Misconstruing Metafunctions As Modules [New]

Martin (1992: 55, 56):

For various reasons this multivariate approach to move structure will not be pursued here. These reflect in general the modular approach to text structure underlying English Text, …

Equally important, as far as modularity is concerned, is the fact that negotiation provides just one of four perspectives on text structure elaborated in the model of discourse semantics presented here.


Blogger Comments:

To be clear, here and elsewhere (pp90, 268, 269, 390, 488), Martin misconstrues each of the metafunctions and each of the strata proposed by SFL Theory as 'interacting modules'.

Importantly, metafunction and stratification are global dimensions of the theory (Halliday & Matthiessen 2014: 20, 32). Each are complementary perspectives on the same phenomenon. As different perspectives on the same phenomenon, they cannot "interact".

For example, the three metafunctional systems and structures of the clause are three perspectives on the same phenomenon (the clause).

Likewise, the two strata of the content plane, semantics and lexicogrammar, are two perspectives on the same phenomenon (the content plane), differing in terms of symbolic abstraction (identity + elaboration).

By the same token, the two planes of language, content and expression, are two perspectives on the same phenomenon (language), differing in terms of symbolic abstraction.

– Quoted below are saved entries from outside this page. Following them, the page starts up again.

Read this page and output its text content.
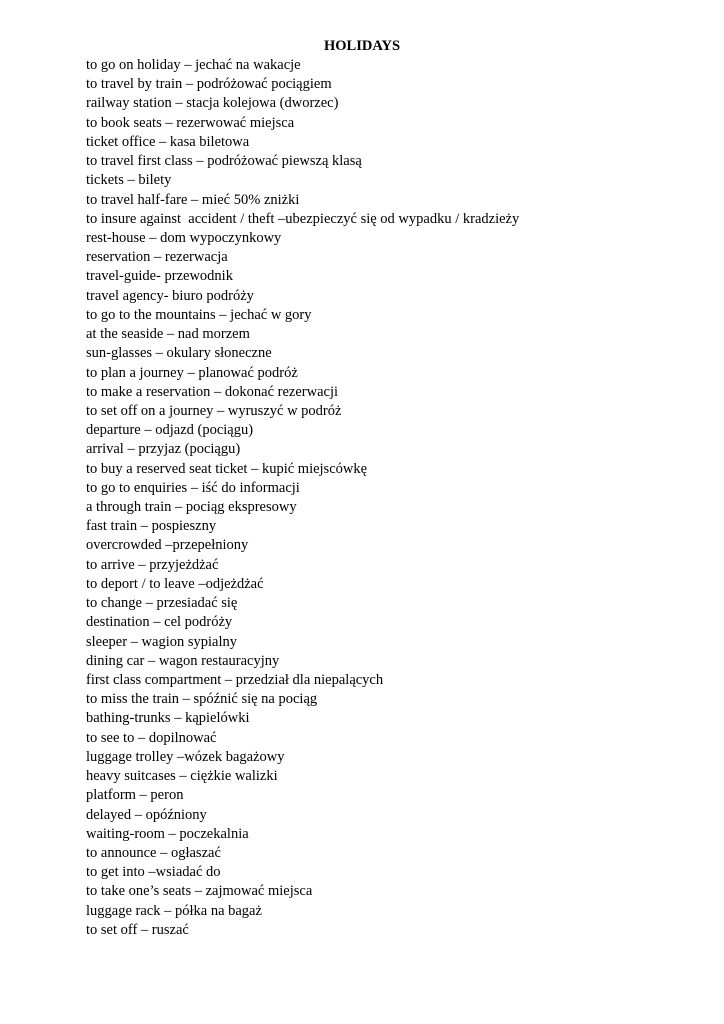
HOLIDAYS
to go on holiday – jechać na wakacje
to travel by train – podróżować pociągiem
railway station – stacja kolejowa (dworzec)
to book seats – rezerwować miejsca
ticket office – kasa biletowa
to travel first class – podróżować piewszą klasą
tickets – bilety
to travel half-fare – mieć 50% zniżki
to insure against  accident / theft –ubezpieczyć się od wypadku / kradzieży
rest-house – dom wypoczynkowy
reservation – rezerwacja
travel-guide- przewodnik
travel agency- biuro podróży
to go to the mountains – jechać w gory
at the seaside – nad morzem
sun-glasses – okulary słoneczne
to plan a journey – planować podróż
to make a reservation – dokonać rezerwacji
to set off on a journey – wyruszyć w podróż
departure – odjazd (pociągu)
arrival – przyjaz (pociągu)
to buy a reserved seat ticket – kupić miejscówkę
to go to enquiries – iść do informacji
a through train – pociąg ekspresowy
fast train – pospieszny
overcrowded –przepełniony
to arrive – przyjeżdżać
to deport / to leave –odjeżdżać
to change – przesiadać się
destination – cel podróży
sleeper – wagion sypialny
dining car – wagon restauracyjny
first class compartment – przedział dla niepalących
to miss the train – spóźnić się na pociąg
bathing-trunks – kąpielówki
to see to – dopilnować
luggage trolley –wózek bagażowy
heavy suitcases – ciężkie walizki
platform – peron
delayed – opóźniony
waiting-room – poczekalnia
to announce – ogłaszać
to get into –wsiadać do
to take one’s seats – zajmować miejsca
luggage rack – półka na bagaż
to set off – ruszać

Confusing Paradigmatic Features With Syntagmatic Structure [New]

 Martin (1992: 53, 52):

To begin, it is useful to compare Burton's analysis of a basic action exchange with that developed in 2.3 above. The English Text analysis developed to this point is presented first, with full feature specifications at exchange and move rank.

Blogger Comments:

[1] This is misleading. Feature specifications for exchange rank were not developed in 2.3 above, and Martin does not provide a system network of features for exchange rank.

[2] To be clear, Figure 2.13 misrepresents paradigmatic features as syntagmatic structures (exchange structure), and posits the same features at both ranks ('negotiating', 'exchanging'). Cf. positing the PROCESS TYPE 'material' at both clause and group rank.

The Inconsistency In Treating Genre As A Connotative Semiotic [Revised]

Martin (1992: 51):
The rank scale at the level of discourse proposed originally by Sinclair and Coulthard included three additional ranks, two above the exchange (lesson and transaction) and one below (move).  Considerations at the ranks of lesson and transaction will be handled under the heading of genre in this book and will be taken up again in Chapter 7, along with a discussion of why genre is treated as a[n] underlying connotative semiotic rather than a higher rank at the level of discourse semantics…

Blogger Comments:

Treating genre as a connotative semiotic is inconsistent with the meaning of both genre and connotative semiotic.  Because 'genre' is a variety of language, and language is a denotative semiotic, 'genre' is a variety of a denotative semiotic. And because a connotative semiotic is a semiotic system whose expression plane is language (Hjelmslev 1961), 'genre', as a variety of language, is located on the expression plane of a connotative semiotic, not on its content plane (context).